Il sollicite 50.000 Francs de dommages et intérêts pour procédure abusive, et 20.000 Francs sur le fondement de l'article 700 du code de procédure civile.
Les sociétés intimées ont conclu à la confirmation du jugement en rappelant que les relations contractuelles n'existent qu'entre M. X. et CANTIERI NAVALI DELL ADRIATICO et non SARL EXOCET MARINE, et en faisant valoir que l'article 3 de la loi du 18 janvier 1992 est suffisamment clair pour que l'action de l'appelant ne puisse prospérer et que les textes qu'il vise soient écartés.
Elles prétendent également que M. X. qui n'est ni le titulaire du compte, ni le gérant de la société sur le compte de laquelle les chèques ont été tirés est sans droit ni titre à agir.
La SCI BUREAUX SERVICES sur le compte de laquelle les chèques ont été tirés est intervenue volontairement pour déclarer se joindre à l'action engagée par M. X. et en tant que de besoin le rendre recevable à agir.

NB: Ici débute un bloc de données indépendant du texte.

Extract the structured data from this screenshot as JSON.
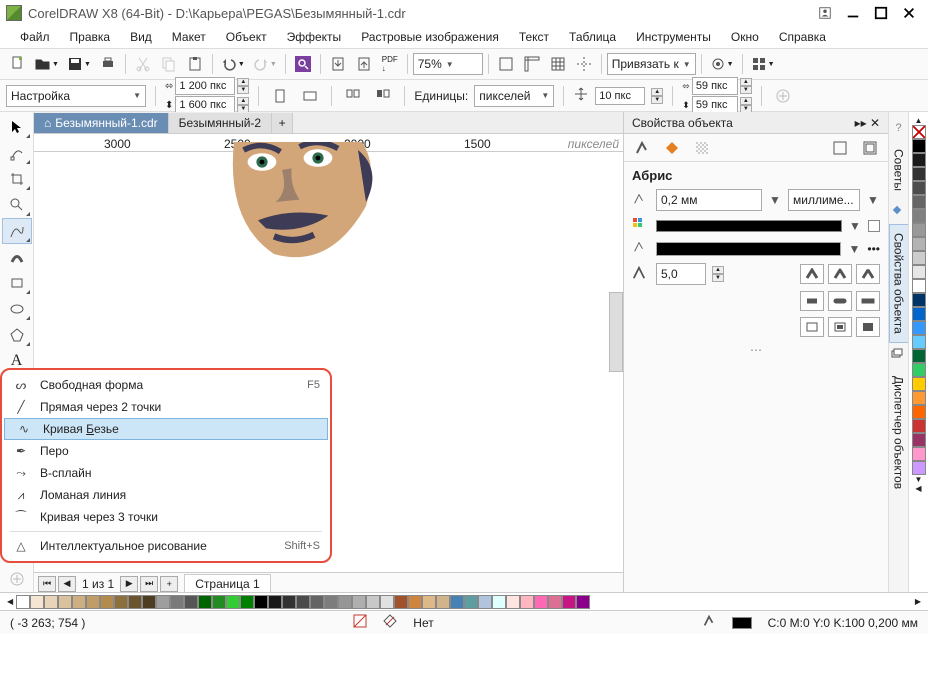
{
  "title": "CorelDRAW X8 (64-Bit) - D:\\Карьера\\PEGAS\\Безымянный-1.cdr",
  "menu": [
    "Файл",
    "Правка",
    "Вид",
    "Макет",
    "Объект",
    "Эффекты",
    "Растровые изображения",
    "Текст",
    "Таблица",
    "Инструменты",
    "Окно",
    "Справка"
  ],
  "zoom": "75%",
  "snap_label": "Привязать к",
  "prop_combo": "Настройка",
  "dims": {
    "w": "1 200 пкс",
    "h": "1 600 пкс"
  },
  "units_label": "Единицы:",
  "units_value": "пикселей",
  "nudge": "10 пкс",
  "dup": {
    "x": "59 пкс",
    "y": "59 пкс"
  },
  "doc_tabs": [
    "Безымянный-1.cdr",
    "Безымянный-2"
  ],
  "ruler_marks": [
    "3000",
    "2500",
    "2000",
    "1500"
  ],
  "ruler_units": "пикселей",
  "flyout": [
    {
      "label": "Свободная форма",
      "shortcut": "F5"
    },
    {
      "label": "Прямая через 2 точки",
      "shortcut": ""
    },
    {
      "label": "Кривая Безье",
      "shortcut": "",
      "hl": true
    },
    {
      "label": "Перо",
      "shortcut": ""
    },
    {
      "label": "В-сплайн",
      "shortcut": ""
    },
    {
      "label": "Ломаная линия",
      "shortcut": ""
    },
    {
      "label": "Кривая через 3 точки",
      "shortcut": ""
    },
    {
      "label": "Интеллектуальное рисование",
      "shortcut": "Shift+S",
      "sep_before": true
    }
  ],
  "flyout_letter": "Б",
  "docker": {
    "title": "Свойства объекта",
    "section": "Абрис",
    "width": "0,2 мм",
    "units": "миллиме...",
    "miter": "5,0"
  },
  "side_tabs": [
    "Советы",
    "Свойства объекта",
    "Диспетчер объектов"
  ],
  "page": {
    "nav": "1 из 1",
    "label": "Страница 1"
  },
  "status": {
    "coords": "( -3 263; 754 )",
    "fill": "Нет",
    "outline": "C:0 M:0 Y:0 K:100  0,200 мм"
  },
  "palette_colors": [
    "#000000",
    "#1a1a1a",
    "#333333",
    "#4d4d4d",
    "#666666",
    "#808080",
    "#999999",
    "#b3b3b3",
    "#cccccc",
    "#e6e6e6",
    "#ffffff",
    "#003366",
    "#0066cc",
    "#3399ff",
    "#66ccff",
    "#006633",
    "#33cc66",
    "#ffcc00",
    "#ff9933",
    "#ff6600",
    "#cc3333",
    "#993366",
    "#ff99cc",
    "#cc99ff"
  ],
  "hpalette": [
    "#f5e6d3",
    "#e8d4b8",
    "#dbc29e",
    "#cdaf83",
    "#c09d68",
    "#b38b4d",
    "#8b6f3d",
    "#6b5530",
    "#4d3d22",
    "#9e9e9e",
    "#7a7a7a",
    "#565656",
    "#006400",
    "#228b22",
    "#32cd32",
    "#008000",
    "#000000",
    "#191919",
    "#323232",
    "#4b4b4b",
    "#646464",
    "#7d7d7d",
    "#969696",
    "#afafaf",
    "#c8c8c8",
    "#e1e1e1",
    "#a0522d",
    "#cd853f",
    "#deb887",
    "#d2b48c",
    "#4682b4",
    "#5f9ea0",
    "#b0c4de",
    "#e0ffff",
    "#ffe4e1",
    "#ffb6c1",
    "#ff69b4",
    "#db7093",
    "#c71585",
    "#8b008b"
  ],
  "chart_data": null
}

MOTIFS (justification de la décision) (N.B. : mention ne figurant pas sur l’original)
MOTIFS DE L'ARRÊT :
L'irrecevabilité de l'appel n'est pas soulevée. Rien dans le dossier ne conduit la cour à le faire d'office.

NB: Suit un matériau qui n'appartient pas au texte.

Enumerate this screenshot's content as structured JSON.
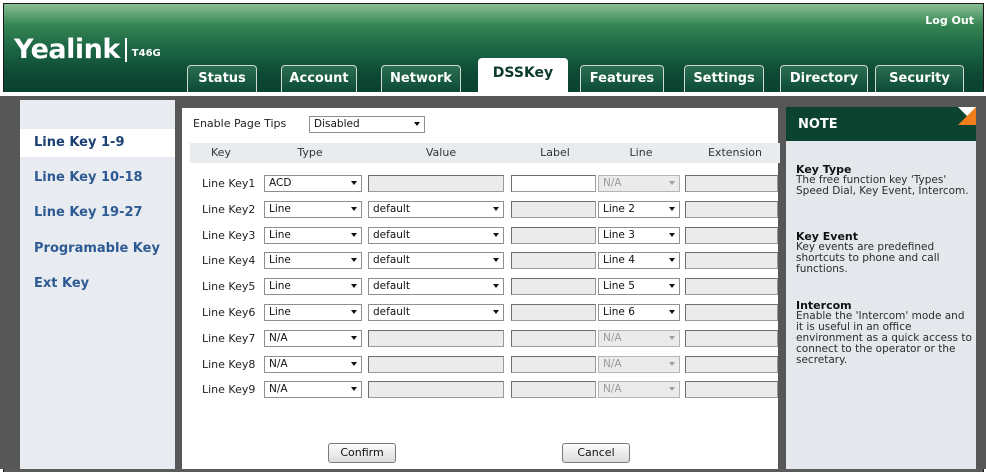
{
  "header": {
    "logout": "Log Out",
    "brand": "Yealink",
    "model": "T46G"
  },
  "tabs": [
    {
      "label": "Status"
    },
    {
      "label": "Account"
    },
    {
      "label": "Network"
    },
    {
      "label": "DSSKey",
      "active": true
    },
    {
      "label": "Features"
    },
    {
      "label": "Settings"
    },
    {
      "label": "Directory"
    },
    {
      "label": "Security"
    }
  ],
  "sidebar": {
    "items": [
      {
        "label": "Line Key 1-9",
        "active": true
      },
      {
        "label": "Line Key 10-18"
      },
      {
        "label": "Line Key 19-27"
      },
      {
        "label": "Programable Key"
      },
      {
        "label": "Ext Key"
      }
    ]
  },
  "page_tips": {
    "label": "Enable Page Tips",
    "value": "Disabled"
  },
  "table": {
    "columns": [
      "Key",
      "Type",
      "Value",
      "Label",
      "Line",
      "Extension"
    ],
    "rows": [
      {
        "key": "Line Key1",
        "type": "ACD",
        "value": "",
        "label": "",
        "line": "N/A",
        "value_enabled": false,
        "label_enabled": true,
        "line_enabled": false
      },
      {
        "key": "Line Key2",
        "type": "Line",
        "value": "default",
        "label": "",
        "line": "Line 2",
        "value_enabled": true,
        "label_enabled": false,
        "line_enabled": true
      },
      {
        "key": "Line Key3",
        "type": "Line",
        "value": "default",
        "label": "",
        "line": "Line 3",
        "value_enabled": true,
        "label_enabled": false,
        "line_enabled": true
      },
      {
        "key": "Line Key4",
        "type": "Line",
        "value": "default",
        "label": "",
        "line": "Line 4",
        "value_enabled": true,
        "label_enabled": false,
        "line_enabled": true
      },
      {
        "key": "Line Key5",
        "type": "Line",
        "value": "default",
        "label": "",
        "line": "Line 5",
        "value_enabled": true,
        "label_enabled": false,
        "line_enabled": true
      },
      {
        "key": "Line Key6",
        "type": "Line",
        "value": "default",
        "label": "",
        "line": "Line 6",
        "value_enabled": true,
        "label_enabled": false,
        "line_enabled": true
      },
      {
        "key": "Line Key7",
        "type": "N/A",
        "value": "",
        "label": "",
        "line": "N/A",
        "value_enabled": false,
        "label_enabled": false,
        "line_enabled": false
      },
      {
        "key": "Line Key8",
        "type": "N/A",
        "value": "",
        "label": "",
        "line": "N/A",
        "value_enabled": false,
        "label_enabled": false,
        "line_enabled": false
      },
      {
        "key": "Line Key9",
        "type": "N/A",
        "value": "",
        "label": "",
        "line": "N/A",
        "value_enabled": false,
        "label_enabled": false,
        "line_enabled": false
      }
    ]
  },
  "buttons": {
    "confirm": "Confirm",
    "cancel": "Cancel"
  },
  "note": {
    "title": "NOTE",
    "sections": [
      {
        "title": "Key Type",
        "text": "The free function key 'Types' Speed Dial, Key Event, Intercom."
      },
      {
        "title": "Key Event",
        "text": "Key events are predefined shortcuts to phone and call functions."
      },
      {
        "title": "Intercom",
        "text": "Enable the 'Intercom' mode and it is useful in an office environment as a quick access to connect to the operator or the secretary."
      }
    ]
  },
  "colors": {
    "header_dark": "#0b4230",
    "accent_orange": "#f07d1c",
    "sidebar_link": "#2e5a94"
  }
}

Le moyen tiré de l'irrecevabilité à agir de M. X. n'apparaît pas sérieux dés lors que CANTIERI NAVALI se prévaut d'un contrat signé par ce dernier et qu'en tout état de cause le paiement effectué par un tiers pour le compte de M. X. reste valable à l'égard du créancier.
1° Sur les relations contractuelles entre les parties
Il est versé aux débats l'offre d'acquisition signée par M X. le 4 juin 1991, et l'exemplaire signé en retour pour acceptation par l'administrateur de CANTIERI NAVALI.

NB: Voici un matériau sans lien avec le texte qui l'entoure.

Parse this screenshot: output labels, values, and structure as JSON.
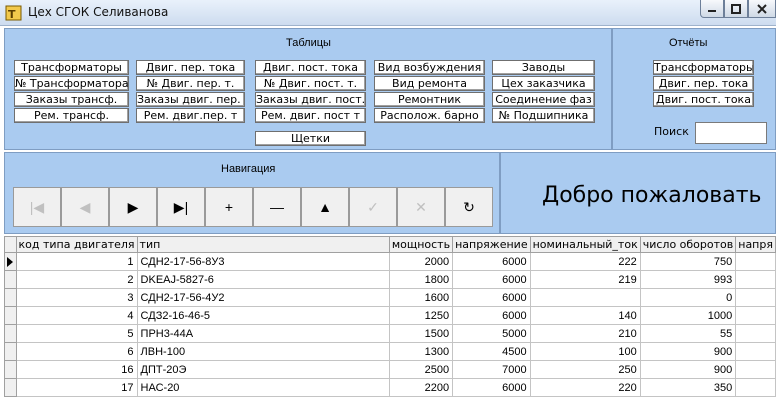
{
  "window": {
    "title": "Цех СГОК Селиванова"
  },
  "tables": {
    "title": "Таблицы",
    "buttons": [
      "Трансформаторы",
      "№ Трансформатора",
      "Заказы трансф.",
      "Рем. трансф.",
      "Двиг. пер. тока",
      "№ Двиг. пер. т.",
      "Заказы двиг. пер. т.",
      "Рем. двиг.пер. т",
      "Двиг. пост. тока",
      "№ Двиг. пост. т.",
      "Заказы двиг. пост. т.",
      "Рем. двиг. пост т",
      "Вид возбуждения",
      "Вид ремонта",
      "Ремонтник",
      "Располож. барно",
      "Заводы",
      "Цех заказчика",
      "Соединение фаз",
      "№ Подшипника",
      "Щетки"
    ]
  },
  "reports": {
    "title": "Отчёты",
    "buttons": [
      "Трансформаторы",
      "Двиг. пер. тока",
      "Двиг. пост. тока"
    ],
    "search_label": "Поиск"
  },
  "navigation": {
    "title": "Навигация",
    "buttons": [
      {
        "icon": "first-record-icon",
        "glyph": "|◀",
        "enabled": false
      },
      {
        "icon": "prior-record-icon",
        "glyph": "◀",
        "enabled": false
      },
      {
        "icon": "next-record-icon",
        "glyph": "▶",
        "enabled": true
      },
      {
        "icon": "last-record-icon",
        "glyph": "▶|",
        "enabled": true
      },
      {
        "icon": "insert-record-icon",
        "glyph": "+",
        "enabled": true
      },
      {
        "icon": "delete-record-icon",
        "glyph": "—",
        "enabled": true
      },
      {
        "icon": "edit-record-icon",
        "glyph": "▲",
        "enabled": true
      },
      {
        "icon": "post-record-icon",
        "glyph": "✓",
        "enabled": false
      },
      {
        "icon": "cancel-record-icon",
        "glyph": "✕",
        "enabled": false
      },
      {
        "icon": "refresh-icon",
        "glyph": "↻",
        "enabled": true
      }
    ]
  },
  "welcome": {
    "text": "Добро пожаловать"
  },
  "grid": {
    "columns": [
      "код типа двигателя",
      "тип",
      "мощность",
      "напряжение",
      "номинальный_ток",
      "число оборотов",
      "напря"
    ],
    "rows": [
      [
        "1",
        "СДН2-17-56-8У3",
        "2000",
        "6000",
        "222",
        "750",
        ""
      ],
      [
        "2",
        "DKEAJ-5827-6",
        "1800",
        "6000",
        "219",
        "993",
        ""
      ],
      [
        "3",
        "СДН2-17-56-4У2",
        "1600",
        "6000",
        "",
        "0",
        ""
      ],
      [
        "4",
        "СДЗ2-16-46-5",
        "1250",
        "6000",
        "140",
        "1000",
        ""
      ],
      [
        "5",
        "ПРН3-44А",
        "1500",
        "5000",
        "210",
        "55",
        ""
      ],
      [
        "6",
        "ЛВН-100",
        "1300",
        "4500",
        "100",
        "900",
        ""
      ],
      [
        "16",
        "ДПТ-20Э",
        "2500",
        "7000",
        "250",
        "900",
        ""
      ],
      [
        "17",
        "НАС-20",
        "2200",
        "6000",
        "220",
        "350",
        ""
      ]
    ]
  }
}
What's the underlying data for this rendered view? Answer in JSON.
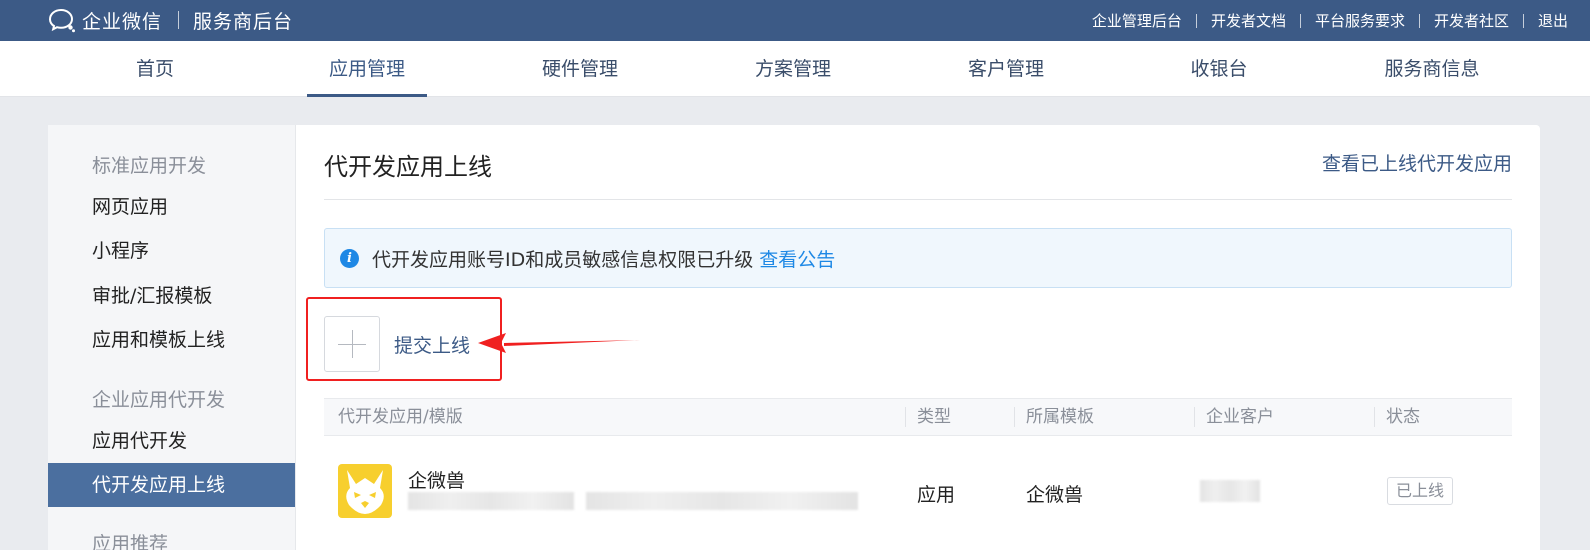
{
  "header": {
    "brand_name": "企业微信",
    "brand_sub": "服务商后台",
    "links": [
      "企业管理后台",
      "开发者文档",
      "平台服务要求",
      "开发者社区",
      "退出"
    ]
  },
  "nav": {
    "items": [
      "首页",
      "应用管理",
      "硬件管理",
      "方案管理",
      "客户管理",
      "收银台",
      "服务商信息"
    ],
    "active": "应用管理"
  },
  "sidebar": {
    "group1": "标准应用开发",
    "group1_items": [
      "网页应用",
      "小程序",
      "审批/汇报模板",
      "应用和模板上线"
    ],
    "group2": "企业应用代开发",
    "group2_items": [
      "应用代开发",
      "代开发应用上线"
    ],
    "group3": "应用推荐",
    "active": "代开发应用上线"
  },
  "main": {
    "title": "代开发应用上线",
    "view_link": "查看已上线代开发应用",
    "notice_text": "代开发应用账号ID和成员敏感信息权限已升级",
    "notice_link": "查看公告",
    "submit_label": "提交上线"
  },
  "table": {
    "headers": [
      "代开发应用/模版",
      "类型",
      "所属模板",
      "企业客户",
      "状态"
    ],
    "rows": [
      {
        "name": "企微兽",
        "type": "应用",
        "template": "企微兽",
        "status": "已上线"
      }
    ]
  },
  "icons": {
    "brand": "wecom-logo-icon",
    "notice": "info-icon",
    "submit": "plus-icon",
    "app": "qiweishou-app-icon",
    "annotation": "red-arrow-icon"
  },
  "colors": {
    "header_bg": "#3c5a86",
    "accent": "#3c5a86",
    "sidebar_active_bg": "#4b6f9f",
    "info_blue": "#1e88e5",
    "annotation_red": "#f02020",
    "app_icon_bg": "#f7cf2e"
  }
}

[minute page 5] Cette offre contenait les spécifications du bateau acheté ainsi que celles du constructeur et vendeur, son prix et les modalités de paiement.
Aux termes de l'acte il était précisé en outre que « La présente proposition vaut engagement irrévocable, et deviendra efficace uniquement après acceptation par la société CANTIERI NAVALI ».
Aucune condition suspensive de la réalisation de la vente tenant à l'obtention d'un prêt n'est par ailleurs mentionnée
La vente était donc parfaite dès l'acceptation par le vendeur qui est intervenue selon toute vraisemblance le 12 juin 1991 puisque cette date figure sur l'inventaire des éléments d'aménagement du bateau annexé à l'offre.
Il doit être ajouté que le contrat de vente ne pouvait être intervenu qu'entre M. X. et la société CANTIERI NAVALI dont l'acceptation était expressément requise, la société EXOCET MARINE n'étant manifestement qu'un intermédiaire facilitant les ventes en France du constructeur Italien.
En conformité des conditions de paiement qui étaient prévues, M. X. par le moyen d'une société BUREAU SERVICE qui ne conteste pas ce paiement, a signé un chèque tiré sur le compte de cette société du montant de 400.000 Francs prévu à titre « d'arrhes confirmatoires à la signature ».
Certes le cinq août 1991 M. X. par fax du même jour a fait état d'un moyen de financement qu'il essayait d'obtenir.
On ne peut considérer cependant, comme il tente de le faire admettre, que l'obtention préalable de ce financement était connue du vendeur et surtout qu'il suspendait la réalisation de la vente, alors qu'aucune pièce n'est versée permettant de démontrer la connaissance et l'acceptation par le vendeur d'une telle condition suspensive.
Le premier moyen est donc à écarter.
2° Sur la validité de la clause permettant au vendeur de conserver la somme versée à titre d'arrhes
L'article 3 des conditions générales du contrat qui, bien que rédigées en italien ont été signées et donc acceptées par M. X., énonce que « la somme versée à titre d'arrhes sera entièrement conservée par le CANTIERI NAVALI DELL ADRIATICO [minute page 6] en cas de dédit ou de renonciation du proposant ».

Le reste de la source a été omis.